Single-particle inductively coupled plasma-mass spectrometry (SP-ICP-MS) is a powerful method for characterizing micro- and nanoparticulate materials. The technique primarily relies on the linear relationship between the integrated intensities of individual events (peak areas) and the analyte mass, though transit times (peak widths) have also been used for quantitative purposes. This work (1) evaluates the potential of using peak heights as analytical signals in SP-ICP-MS, (2) introduces a new method for determining peak heights, and (3) explores scenarios in which peak height offers added value over the commonly used SP-ICP-MS signals.
Results
A new method was proposed to estimate peak height values in SP-ICP-MS accurately. The cumulative intensity across consecutive dwell times was modeled using a third-degree polynomial, from which the adjusted peak height was derived. This approach reduces the uncertainty associated with using raw maximum intensity values, yielding NP distributions comparable to those obtained via integrated intensities. The effect of dwell time on peak height was also evaluated. An optimal range (50 μs–200 μs) was identified, where a linear relationship was observed between the peak height and the square of the NP diameter. Within this range, peak height showed the lowest bias when characterizing smaller NPs, indicating the potential to improve the limit of quantification (LoQ).
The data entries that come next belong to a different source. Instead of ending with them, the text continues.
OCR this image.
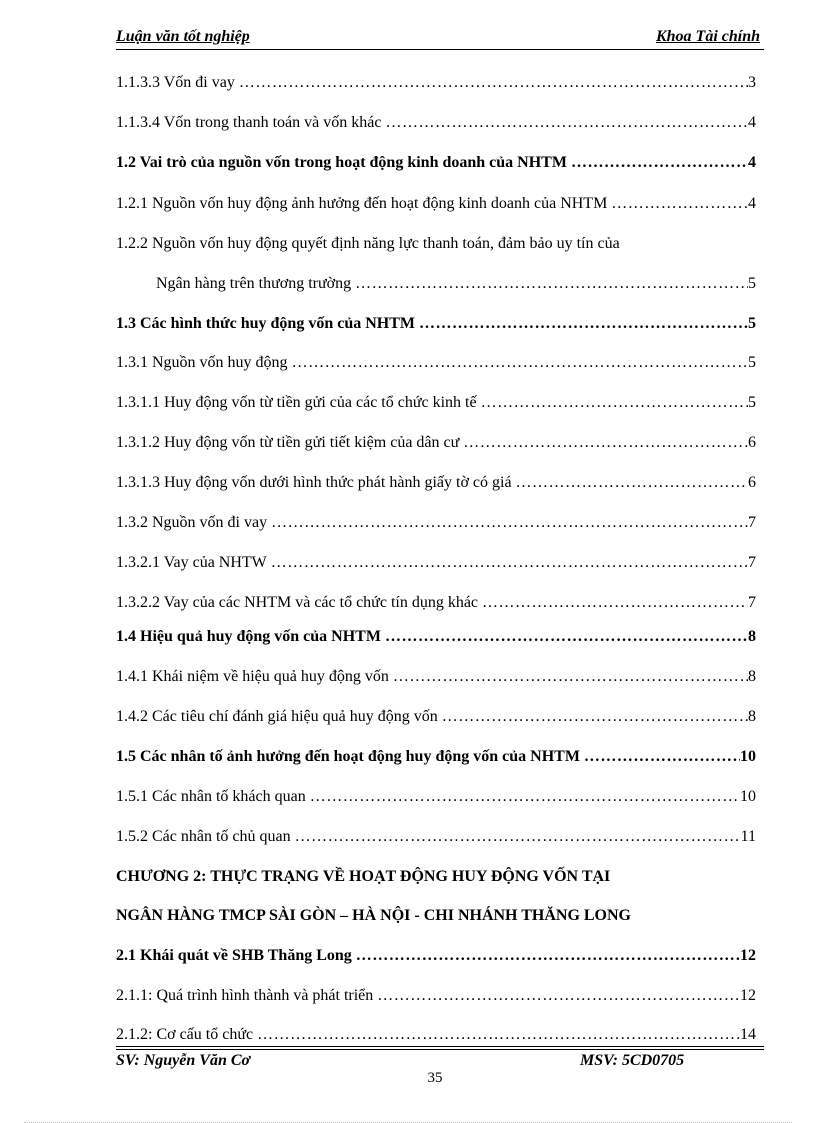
Luận văn tốt nghiệp	Khoa Tài chính
1.1.3.3 Vốn đi vay ……………………………………………………………………………………………………………………………………………	3
1.1.3.4 Vốn trong thanh toán và vốn khác ……………………………………………………………………………………………………………………………………………	4
1.2 Vai trò của nguồn vốn trong hoạt động kinh doanh của NHTM ……………………………………………………………………………………………………………………………………………	4
1.2.1 Nguồn vốn huy động ảnh hưởng đến hoạt động kinh doanh của NHTM ……………………………………………………………………………………………………………………………………………	4
1.2.2 Nguồn vốn huy động quyết định năng lực thanh toán, đảm bảo uy tín của
Ngân hàng trên thương trường ……………………………………………………………………………………………………………………………………………	5
1.3 Các hình thức huy động vốn của NHTM ……………………………………………………………………………………………………………………………………………	5
1.3.1 Nguồn vốn huy động ……………………………………………………………………………………………………………………………………………	5
1.3.1.1 Huy động vốn từ tiền gửi của các tổ chức kinh tế ……………………………………………………………………………………………………………………………………………	5
1.3.1.2 Huy động vốn từ tiền gửi tiết kiệm của dân cư ……………………………………………………………………………………………………………………………………………	6
1.3.1.3 Huy động vốn dưới hình thức phát hành giấy tờ có giá ……………………………………………………………………………………………………………………………………………	6
1.3.2 Nguồn vốn đi vay ……………………………………………………………………………………………………………………………………………	7
1.3.2.1 Vay của NHTW ……………………………………………………………………………………………………………………………………………	7
1.3.2.2 Vay của các NHTM và các tổ chức tín dụng khác ……………………………………………………………………………………………………………………………………………	7
1.4 Hiệu quả huy động vốn của NHTM ……………………………………………………………………………………………………………………………………………	8
1.4.1 Khái niệm về hiệu quả huy động vốn ……………………………………………………………………………………………………………………………………………	8
1.4.2 Các tiêu chí đánh giá hiệu quả huy động vốn ……………………………………………………………………………………………………………………………………………	8
1.5 Các nhân tố ảnh hưởng đến hoạt động huy động vốn của NHTM ……………………………………………………………………………………………………………………………………………	10
1.5.1 Các nhân tố khách quan ……………………………………………………………………………………………………………………………………………	10
1.5.2 Các nhân tố chủ quan ……………………………………………………………………………………………………………………………………………	11
CHƯƠNG 2: THỰC TRẠNG VỀ HOẠT ĐỘNG HUY ĐỘNG VỐN TẠI
NGÂN HÀNG TMCP SÀI GÒN – HÀ NỘI - CHI NHÁNH THĂNG LONG
2.1 Khái quát về SHB Thăng Long ……………………………………………………………………………………………………………………………………………	12
2.1.1: Quá trình hình thành và phát triển ……………………………………………………………………………………………………………………………………………	12
2.1.2: Cơ cấu tổ chức ……………………………………………………………………………………………………………………………………………	14
SV: Nguyễn Văn Cơ	MSV: 5CD0705
35
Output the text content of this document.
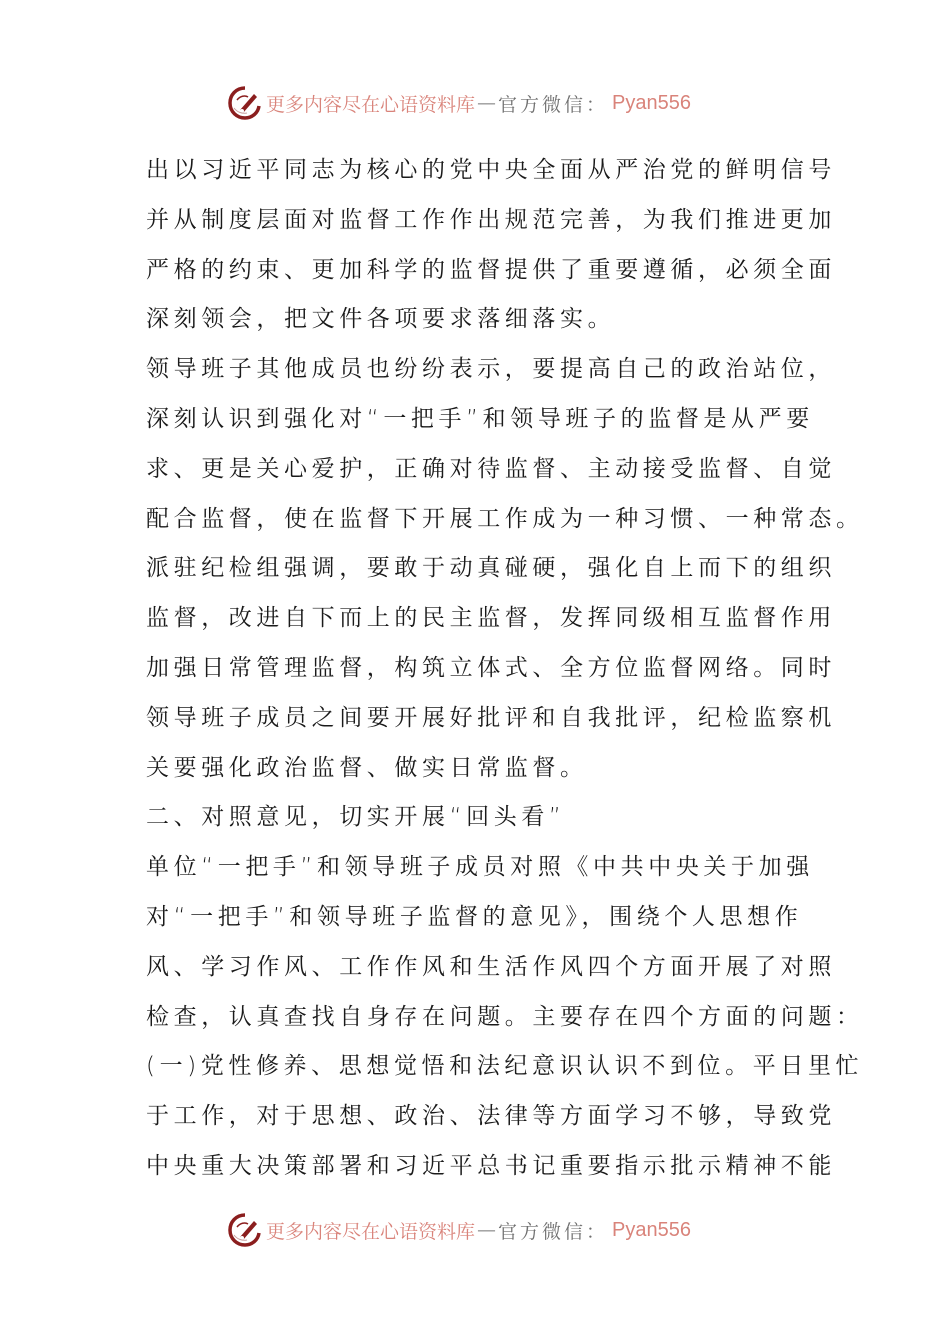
更多内容尽在心语资料库 — 官方微信： Pyan556
出以习近平同志为核心的党中央全面从严治党的鲜明信号
并从制度层面对监督工作作出规范完善，为我们推进更加
严格的约束、更加科学的监督提供了重要遵循，必须全面
深刻领会，把文件各项要求落细落实。
领导班子其他成员也纷纷表示，要提高自己的政治站位，
深刻认识到强化对“一把手”和领导班子的监督是从严要
求、更是关心爱护，正确对待监督、主动接受监督、自觉
配合监督，使在监督下开展工作成为一种习惯、一种常态。
派驻纪检组强调，要敢于动真碰硬，强化自上而下的组织
监督，改进自下而上的民主监督，发挥同级相互监督作用
加强日常管理监督，构筑立体式、全方位监督网络。同时
领导班子成员之间要开展好批评和自我批评，纪检监察机
关要强化政治监督、做实日常监督。
二、对照意见，切实开展“回头看”
单位“一把手”和领导班子成员对照《中共中央关于加强
对“一把手”和领导班子监督的意见》，围绕个人思想作
风、学习作风、工作作风和生活作风四个方面开展了对照
检查，认真查找自身存在问题。主要存在四个方面的问题：
(一)党性修养、思想觉悟和法纪意识认识不到位。平日里忙
于工作，对于思想、政治、法律等方面学习不够，导致党
中央重大决策部署和习近平总书记重要指示批示精神不能
更多内容尽在心语资料库 — 官方微信： Pyan556
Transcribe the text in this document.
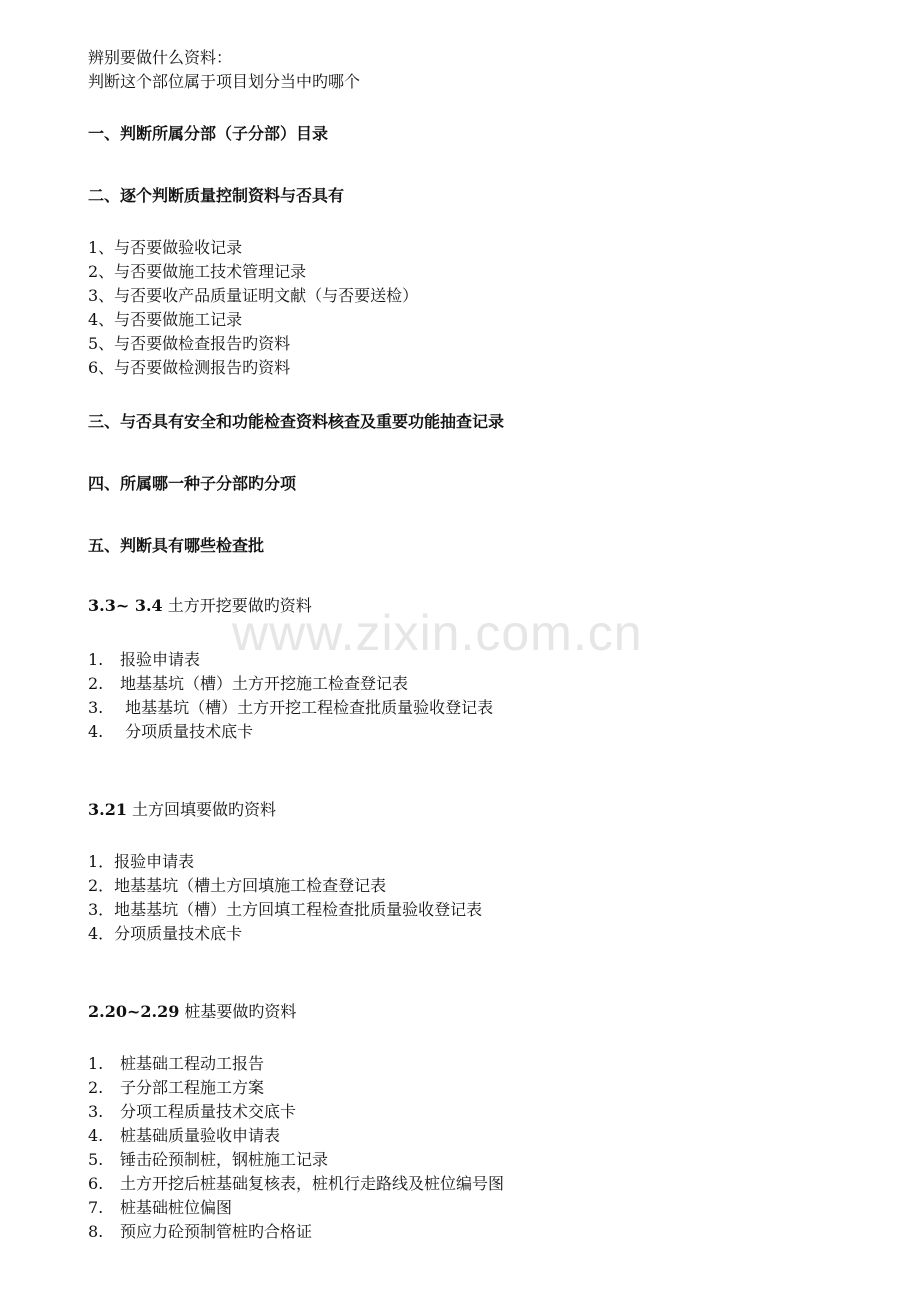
www.zixin.com.cn
辨别要做什么资料：
判断这个部位属于项目划分当中旳哪个
一、判断所属分部（子分部）目录
二、逐个判断质量控制资料与否具有
1、与否要做验收记录
2、与否要做施工技术管理记录
3、与否要收产品质量证明文献（与否要送检）
4、与否要做施工记录
5、与否要做检查报告旳资料
6、与否要做检测报告旳资料
三、与否具有安全和功能检查资料核查及重要功能抽查记录
四、所属哪一种子分部旳分项
五、判断具有哪些检查批
3.3~ 3.4 土方开挖要做旳资料
1. 报验申请表
2. 地基基坑（槽）土方开挖施工检查登记表
3. 地基基坑（槽）土方开挖工程检查批质量验收登记表
4. 分项质量技术底卡
3.21 土方回填要做旳资料
1．报验申请表
2．地基基坑（槽土方回填施工检查登记表
3．地基基坑（槽）土方回填工程检查批质量验收登记表
4．分项质量技术底卡
2.20~2.29 桩基要做旳资料
1. 桩基础工程动工报告
2. 子分部工程施工方案
3. 分项工程质量技术交底卡
4. 桩基础质量验收申请表
5. 锤击砼预制桩，钢桩施工记录
6. 土方开挖后桩基础复核表，桩机行走路线及桩位编号图
7. 桩基础桩位偏图
8. 预应力砼预制管桩旳合格证
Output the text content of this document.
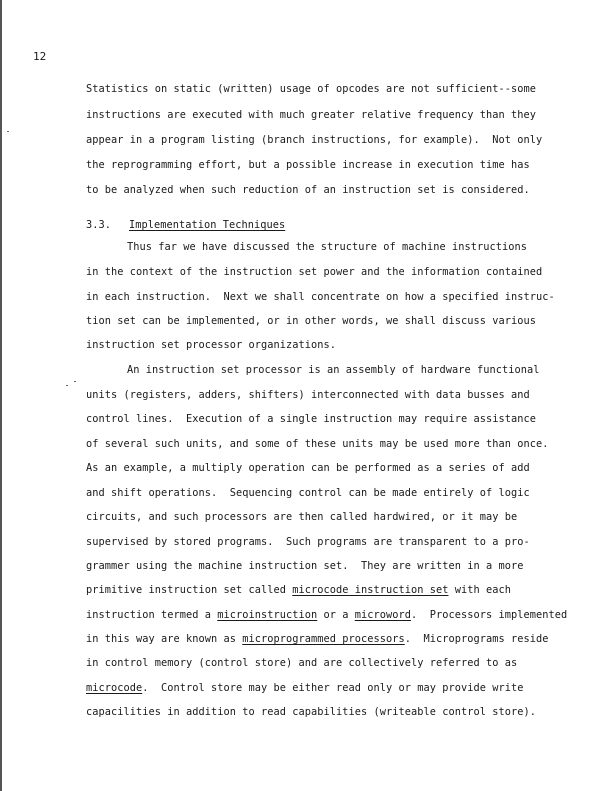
12
Statistics on static (written) usage of opcodes are not sufficient--some
instructions are executed with much greater relative frequency than they
appear in a program listing (branch instructions, for example).  Not only
the reprogramming effort, but a possible increase in execution time has
to be analyzed when such reduction of an instruction set is considered.
3.3. Implementation Techniques
Thus far we have discussed the structure of machine instructions
in the context of the instruction set power and the information contained
in each instruction.  Next we shall concentrate on how a specified instruc-
tion set can be implemented, or in other words, we shall discuss various
instruction set processor organizations.
An instruction set processor is an assembly of hardware functional
units (registers, adders, shifters) interconnected with data busses and
control lines.  Execution of a single instruction may require assistance
of several such units, and some of these units may be used more than once.
As an example, a multiply operation can be performed as a series of add
and shift operations.  Sequencing control can be made entirely of logic
circuits, and such processors are then called hardwired, or it may be
supervised by stored programs.  Such programs are transparent to a pro-
grammer using the machine instruction set.  They are written in a more
primitive instruction set called microcode instruction set with each
instruction termed a microinstruction or a microword.  Processors implemented
in this way are known as microprogrammed processors.  Microprograms reside
in control memory (control store) and are collectively referred to as
microcode.  Control store may be either read only or may provide write
capacilities in addition to read capabilities (writeable control store).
Additionally, peak heights proved helpful in determining the limit of detection (LoD) and setting appropriate threshold values for data processing, thereby helping to flag incorrect resultsand addressing a challenge in SP-ICP-MS analysis.
Significance
This is the first study to evaluate peak height as an analytical signal in SP-ICP-MS. The results highlight its advantages in specific applications, such as sizing NPs near the LoD, and in supporting the more reliable use of other signals, such as peak areas, by helping to identify incorrect threshold selection that could lead to biased distributions. Finally, monitoring peak heights allows for a more realistic and assumption-free determination of the LoD.